Les lunes irradiaient d'une intensité que Gwendall et sa science n'expliquaient pas. Le changement fébrile souleva à peine le duvet sur ses bras, pourtant, l'Arcane peinait à oublier cette étrange sensation. Un étau pressait graduellement son étreinte autour de sa poitrine, rien de douloureux, juste un poids de plus en plus lourd. Un bruit unique claqua derrière ses larges épaules. Une Kréture déboula sur son bureau, sans prendre la peine de changer de taille, désinvolte, elle lui jeta un pli de papier tout en déclarant d'une voix aiguë et laconique :

— Message de la Reine.

À peine l'Arcane frôla des doigts la lettre que sa messagère disparut dans le même claquement d'air qu'à son arrivée. Drôle de manières. De quoi alimenter les idées reçues à propos des Kréturs, qui, pour le large public Alfe et Alfdarh, passaient pour des êtres inconséquents, intéressés que par l'instant présent et leur nombril. Cela n'empêchait pas les Alfes d'en avoir fait leurs serfs, sous prétexte d'une protection. Gwendall se demandait si leurs assujettissements les embarrassaient vraiment. Les Kréturs n'en avaient cure, selon lui.

L'Arcane déplia le petit bout de papier. Il l'apporta à ses narines et inspira profondément. La reine Alerina l'avait parfumée, une délicate odeur de miel. Cela lui ressemblait tant. Gwendall suivit avec son index la courbe gracieuse des premiers mots et lut :

« Mon cher Gwendall, mon ami. C'est à propos de l'Arche. Viens, vite. Tendrement, Alerina. »

Il disparut sans prendre la peine de ranger la missive, dans un bruissement fébrile.

*

Gwendall arriva dans un nuage épais et violet en plein milieu de la salle du trône du Palais Lumière. Cela étonnait toujours de voir les Arcanes se téléporter. Ils étaient les seuls de leurs tailles capables d'une telle prouesse. Les Arcanes ne répondaient pas aux mêmes lois physiques que le reste du peuple de Yggdrasil, et certaines rumeurs racontaient même qu'ils venaient d'un autre monde, au-delà du ciel et des lunes.

La reine Alerina, assise sur son trône, l'attendait déjà, comme si elle avait deviné le moment de son arrivée. Gwendall s'avança vers elle, sans bruit. Il flotta jusqu'aux pieds de la reine et lui baisa tendrement la main qu'elle lui tendait. Le roi Galindor se leva et lui serra les avant-bras comme il était d'usage chez les officiers alfiques. Gwendall devina son angoisse, celle qui lui fit oublier le protocole alfique étriqué et guindé. La douce reine qu'il aimait comme sa fille prit la parole :

— Tu es venu comme je l'espérais, mon ami.

— Ton message était clair. Où est la Kréture qui surveille l'Arche ? interrogea-t-il, direct.
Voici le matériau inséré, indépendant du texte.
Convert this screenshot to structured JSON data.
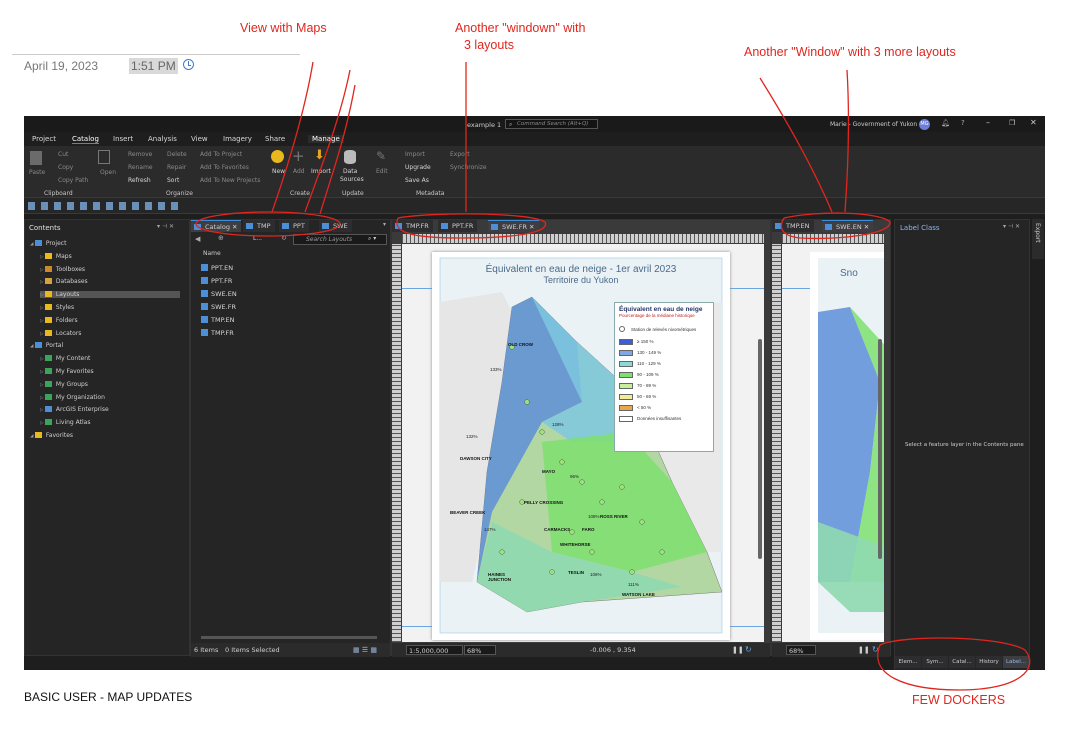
{
  "header": {
    "date": "April 19, 2023",
    "time": "1:51 PM"
  },
  "annotations": {
    "view_with_maps": "View with Maps",
    "window_1_line1": "Another \"windown\" with",
    "window_1_line2": "3 layouts",
    "window_2": "Another \"Window\" with 3 more layouts",
    "few_dockers": "FEW DOCKERS",
    "footer": "BASIC USER - MAP UPDATES",
    "color": "#e0261e"
  },
  "app": {
    "title": "example 1",
    "search_placeholder": "Command Search (Alt+Q)",
    "user": "Marie - Government of Yukon",
    "user_initials": "MG",
    "menus": [
      "Project",
      "Catalog",
      "Insert",
      "Analysis",
      "View",
      "Imagery",
      "Share",
      "Manage"
    ],
    "ribbon": {
      "paste": "Paste",
      "cut": "Cut",
      "copy": "Copy",
      "copy_path": "Copy Path",
      "open": "Open",
      "remove": "Remove",
      "rename": "Rename",
      "refresh": "Refresh",
      "delete": "Delete",
      "repair": "Repair",
      "sort": "Sort",
      "add_to_project": "Add To Project",
      "add_to_favorites": "Add To Favorites",
      "add_to_new_projects": "Add To New Projects",
      "new": "New",
      "add": "Add",
      "import": "Import",
      "data_sources_1": "Data",
      "data_sources_2": "Sources",
      "edit": "Edit",
      "import2": "Import",
      "upgrade": "Upgrade",
      "save_as": "Save As",
      "export": "Export",
      "synchronize": "Synchronize",
      "groups": [
        "Clipboard",
        "Organize",
        "Create",
        "Update",
        "Metadata"
      ]
    },
    "contents": {
      "title": "Contents",
      "items": [
        {
          "label": "Project",
          "indent": 0
        },
        {
          "label": "Maps",
          "indent": 1
        },
        {
          "label": "Toolboxes",
          "indent": 1
        },
        {
          "label": "Databases",
          "indent": 1
        },
        {
          "label": "Layouts",
          "indent": 1
        },
        {
          "label": "Styles",
          "indent": 1
        },
        {
          "label": "Folders",
          "indent": 1
        },
        {
          "label": "Locators",
          "indent": 1
        },
        {
          "label": "Portal",
          "indent": 0
        },
        {
          "label": "My Content",
          "indent": 1
        },
        {
          "label": "My Favorites",
          "indent": 1
        },
        {
          "label": "My Groups",
          "indent": 1
        },
        {
          "label": "My Organization",
          "indent": 1
        },
        {
          "label": "ArcGIS Enterprise",
          "indent": 1
        },
        {
          "label": "Living Atlas",
          "indent": 1
        },
        {
          "label": "Favorites",
          "indent": 0
        }
      ]
    },
    "catalog": {
      "tabs": [
        "Catalog",
        "TMP",
        "PPT",
        "SWE"
      ],
      "search_placeholder": "Search Layouts",
      "breadcrumb": "L...",
      "column": "Name",
      "items": [
        "PPT.EN",
        "PPT.FR",
        "SWE.EN",
        "SWE.FR",
        "TMP.EN",
        "TMP.FR"
      ],
      "count": "6 Items",
      "selected": "0 Items Selected"
    },
    "layout1": {
      "tabs": [
        "TMP.FR",
        "PPT.FR",
        "SWE.FR"
      ],
      "scale": "1:5,000,000",
      "zoom": "68%",
      "coords": "-0.006 , 9.354"
    },
    "layout2": {
      "tabs": [
        "TMP.EN",
        "SWE.EN"
      ],
      "zoom": "68%",
      "partial_title": "Sno"
    },
    "label_class": {
      "title": "Label Class",
      "message": "Select a feature layer in the Contents pane",
      "tabs": [
        "Elem...",
        "Sym...",
        "Catal...",
        "History",
        "Label..."
      ],
      "side_tab": "Export"
    },
    "map": {
      "title_line1": "Équivalent en eau de neige - 1er avril 2023",
      "title_line2": "Territoire du Yukon",
      "legend_title": "Équivalent en eau de neige",
      "legend_subtitle": "Pourcentage de la médiane historique",
      "legend_station": "Station de relevés nivométriques",
      "legend_items": [
        {
          "label": "≥ 150 %",
          "color": "#3d5ed8"
        },
        {
          "label": "130 - 149 %",
          "color": "#7fa7e8"
        },
        {
          "label": "110 - 129 %",
          "color": "#8ad9d9"
        },
        {
          "label": "90 - 109 %",
          "color": "#7ee06f"
        },
        {
          "label": "70 - 89 %",
          "color": "#c5ef9a"
        },
        {
          "label": "50 - 69 %",
          "color": "#f2eb9a"
        },
        {
          "label": "< 50 %",
          "color": "#e8a74a"
        },
        {
          "label": "Données insuffisantes",
          "color": "#ffffff"
        }
      ],
      "places": [
        "OLD CROW",
        "DAWSON CITY",
        "MAYO",
        "PELLY CROSSING",
        "CARMACKS",
        "FARO",
        "ROSS RIVER",
        "BEAVER CREEK",
        "WHITEHORSE",
        "TESLIN",
        "WATSON LAKE",
        "HAINES JUNCTION"
      ],
      "percents": [
        "133%",
        "128%",
        "132%",
        "147%",
        "96%",
        "108%",
        "106%",
        "111%"
      ]
    }
  }
}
Gwendall se souvenait du jour où il avait confié à cette toute jeune Kréture la lourde responsabilité de veiller l'Arche. Elle avait d'abord ri puis avait accepté la mission — des années après la proposition de l'Arcane — comme si on lui avait demandé de garder un vulgaire caillou. Mais Gwendall n'avait jamais douté de sa loyauté. Fabiola était légère, — c'était un fait —, ce qui ne l'empêchait pas d'avoir la certitude qu'elle seule pouvait s'en acquitter.

— Nous l'avons envoyée avec notre mage, Toth, fils de Thuin. Ils ne devraient pas tarder à revenir. Mais je peux vous garantir que je crois cette petite Kréture. Elle n'aurait aucune raison de fabuler. Elles sont joueuses et espiègles, mais en aucun cas ne mentent, assura Galindor.
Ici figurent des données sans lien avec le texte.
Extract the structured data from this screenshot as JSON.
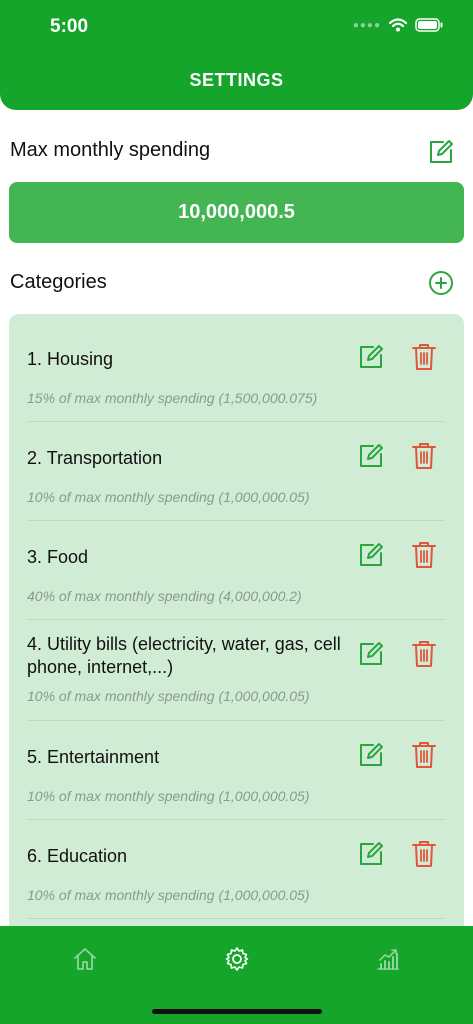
{
  "status_bar": {
    "time": "5:00"
  },
  "header": {
    "title": "SETTINGS"
  },
  "max_spending": {
    "label": "Max monthly spending",
    "value": "10,000,000.5"
  },
  "categories": {
    "label": "Categories",
    "items": [
      {
        "name": "1. Housing",
        "detail": "15% of max monthly spending (1,500,000.075)"
      },
      {
        "name": "2. Transportation",
        "detail": "10% of max monthly spending (1,000,000.05)"
      },
      {
        "name": "3. Food",
        "detail": "40% of max monthly spending (4,000,000.2)"
      },
      {
        "name": "4. Utility bills (electricity, water, gas, cell phone, internet,...)",
        "detail": "10% of max monthly spending (1,000,000.05)"
      },
      {
        "name": "5. Entertainment",
        "detail": "10% of max monthly spending (1,000,000.05)"
      },
      {
        "name": "6. Education",
        "detail": "10% of max monthly spending (1,000,000.05)"
      }
    ]
  },
  "tabs": [
    {
      "icon": "home-icon",
      "active": false
    },
    {
      "icon": "gear-icon",
      "active": true
    },
    {
      "icon": "chart-icon",
      "active": false
    }
  ],
  "colors": {
    "primary": "#14a52a",
    "value_bg": "#44b553",
    "panel_bg": "#d1ecd5",
    "edit": "#2aa63e",
    "delete": "#e0553e"
  }
}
L'Arcane marcha en rond et se frotta la barbe.

— Bien. Et qu'a vu la Kréture ?

— Dame Fabiola, le reprit le roi.

— Elle affirme que l'Arche s'est activée, répondit dans un trémolo la reine.

— Bien. Tu as bien agi, ma fille.

Galindor se crispa et s'empara compulsivement de la main de sa douce et la serra avec délicatesse. L'Arcane comprenait l'irritation du souverain. Sa relation avec Alerina nourrissait la jalousie du roi, et Gwendall ne lui en voulait pas.
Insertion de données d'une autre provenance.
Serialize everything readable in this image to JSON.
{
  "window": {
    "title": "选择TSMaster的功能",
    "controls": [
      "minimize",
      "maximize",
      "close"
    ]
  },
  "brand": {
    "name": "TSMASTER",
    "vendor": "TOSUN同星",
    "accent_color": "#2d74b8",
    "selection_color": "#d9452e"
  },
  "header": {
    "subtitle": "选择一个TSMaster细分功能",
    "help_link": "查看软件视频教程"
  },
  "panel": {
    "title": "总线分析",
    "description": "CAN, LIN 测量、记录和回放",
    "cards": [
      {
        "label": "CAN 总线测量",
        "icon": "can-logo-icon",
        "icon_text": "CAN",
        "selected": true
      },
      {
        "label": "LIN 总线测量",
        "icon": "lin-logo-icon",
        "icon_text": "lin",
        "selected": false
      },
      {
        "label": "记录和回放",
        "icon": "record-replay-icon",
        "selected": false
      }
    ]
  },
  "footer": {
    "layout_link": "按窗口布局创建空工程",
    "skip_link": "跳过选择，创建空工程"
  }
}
— Je n'attendrai pas leur retour, je vais directement au-devant de mes frères. La Tour doit être prévenue impérativement, fausse alerte ou non, conclut l'Arcane de l'Étoile.

Sans un mot, il disparut comme il était arrivé, dans un murmure pourpre.

Cette conversation résonna en lui comme une terrible vision. Une vision de guerre, de sang et de morts.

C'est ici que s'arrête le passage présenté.